Para Wanderlei Pignati, professor
de Medicina da Universidade Federal do Mato Grosso (UFMT), a lentidão desse
processo ocorre porque há uma forte pressão de setores interessados na
comercialização dessas substâncias.
“As empresas querem fazer acordo,
mas não deveria caber recurso”, diz. “Queremos proibir todos os [agrotóxicos]
que são proibidos na União Europeia”, afirma. “Por que aqui são consumidos
livremente? Somos mais fortes que eles e podemos aguentar, por acaso?”.
Agrotóxicos
deveriam ter altos tributos e não ser isentos, o governo deveria fazer uma
revisão
Segundo João Olenike, do IBPT, os
agrotóxicos deveriam ter altos tributos, e não ser isentos. “Existe uma coisa
chamada extra-fiscalidade, que significa que, além da arrecadação, o tributo
tem também uma função social”, explica.
“Por isso, tributa-se muito a
bebida alcoólica e o cigarro: para desestimular seu consumo”.
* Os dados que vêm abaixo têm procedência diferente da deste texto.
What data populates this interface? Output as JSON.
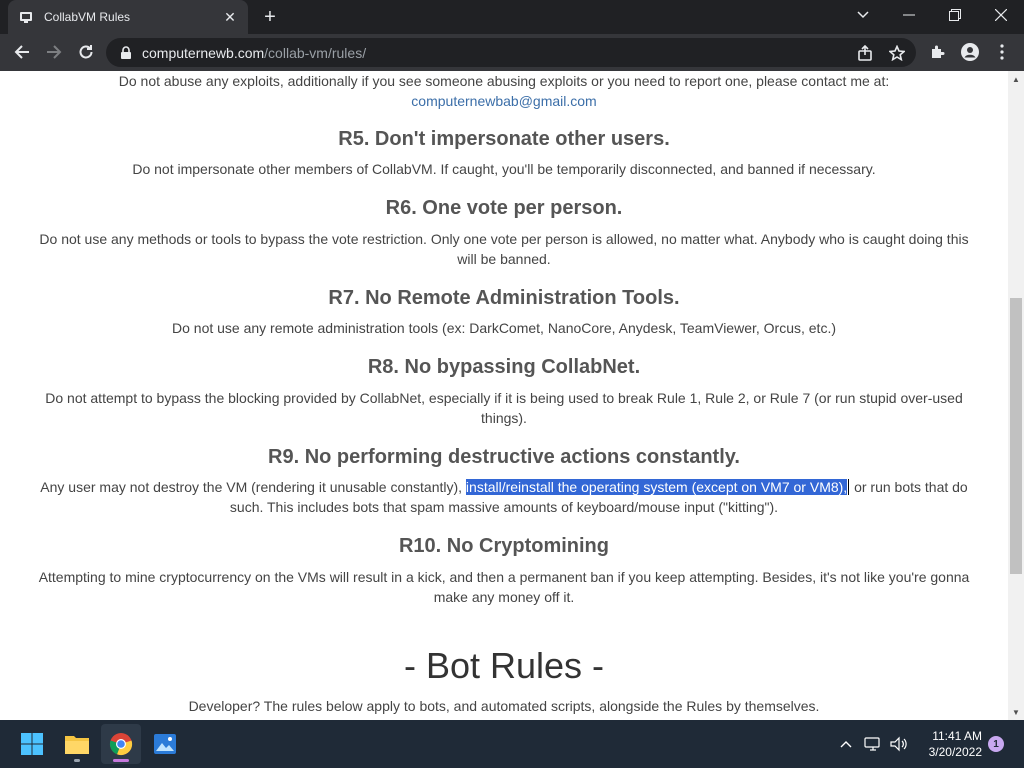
{
  "browser": {
    "tab_title": "CollabVM Rules",
    "tab_close": "✕",
    "new_tab": "+",
    "url_host": "computernewb.com",
    "url_path": "/collab-vm/rules/"
  },
  "page": {
    "r4_text": "Do not abuse any exploits, additionally if you see someone abusing exploits or you need to report one, please contact me at:",
    "r4_email": "computernewbab@gmail.com",
    "r5_heading": "R5. Don't impersonate other users.",
    "r5_text": "Do not impersonate other members of CollabVM. If caught, you'll be temporarily disconnected, and banned if necessary.",
    "r6_heading": "R6. One vote per person.",
    "r6_text": "Do not use any methods or tools to bypass the vote restriction. Only one vote per person is allowed, no matter what. Anybody who is caught doing this will be banned.",
    "r7_heading": "R7. No Remote Administration Tools.",
    "r7_text": "Do not use any remote administration tools (ex: DarkComet, NanoCore, Anydesk, TeamViewer, Orcus, etc.)",
    "r8_heading": "R8. No bypassing CollabNet.",
    "r8_text": "Do not attempt to bypass the blocking provided by CollabNet, especially if it is being used to break Rule 1, Rule 2, or Rule 7 (or run stupid over-used things).",
    "r9_heading": "R9. No performing destructive actions constantly.",
    "r9_text_before": "Any user may not destroy the VM (rendering it unusable constantly), ",
    "r9_text_selected": "install/reinstall the operating system (except on VM7 or VM8),",
    "r9_text_after": " or run bots that do such. This includes bots that spam massive amounts of keyboard/mouse input (\"kitting\").",
    "r10_heading": "R10. No Cryptomining",
    "r10_text": "Attempting to mine cryptocurrency on the VMs will result in a kick, and then a permanent ban if you keep attempting. Besides, it's not like you're gonna make any money off it.",
    "bot_rules_title": "- Bot Rules -",
    "bot_rules_text": "Developer? The rules below apply to bots, and automated scripts, alongside the Rules by themselves."
  },
  "taskbar": {
    "time": "11:41 AM",
    "date": "3/20/2022",
    "notification_count": "1",
    "apps": [
      "start-icon",
      "file-explorer-icon",
      "chrome-icon",
      "photos-icon"
    ]
  },
  "colors": {
    "selection": "#3367d6",
    "link": "#3b6ea8",
    "taskbar": "#1f2a37",
    "chrome_dark": "#202124"
  }
}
Para ele, deveria-se fazer o
mesmo com os pesticidas. “O que valia na década de 70, [quando foi lançado o
Plano Nacional da Agricultura], não vale para hoje. O Governo deveria fazer uma
revisão”.
Os
alimentos mais contaminados pelos agrotóxicos
Em 2010, o mercado brasileiro de
agrotóxicos movimentou 7,3 bilhões de dólares e representou 19% do mercado
global. Soja, milho, algodão e cana-de-açúcar representam 80% do total de
vendas nesse setor.
Perguntas
e respostas sobre os agrotóxicos
Lavar os alimentos antes de consumi-los retira os agrotóxicos? - Não.
Lavar os alimentos pode contribuir para que apenas parte das substâncias sejam
retiradas, mas eles continuarão contaminados pelos agrotóxicos.
Água sanitária retira os agrotóxicos dos alimentos? - Não. Segundo
a Anvisa, até o momento não existem evidências científicas que comprovem a
eficácia da água sanitária ou do cloro na remoção ou eliminação de resíduos dos
agrotóxicos nos alimentos. A Anvisa orienta que se use uma solução de uma
colher de sopa de água sanitária diluída em um litro de água com o objetivo
apenas de matar agentes microbiológicos que possam estar presentes nos
alimentos.
Selo Brasil Certificado – Agricultura de Qualidade não garante
isenção do uso de agrotóxicos, mas que os alimentos são controlados.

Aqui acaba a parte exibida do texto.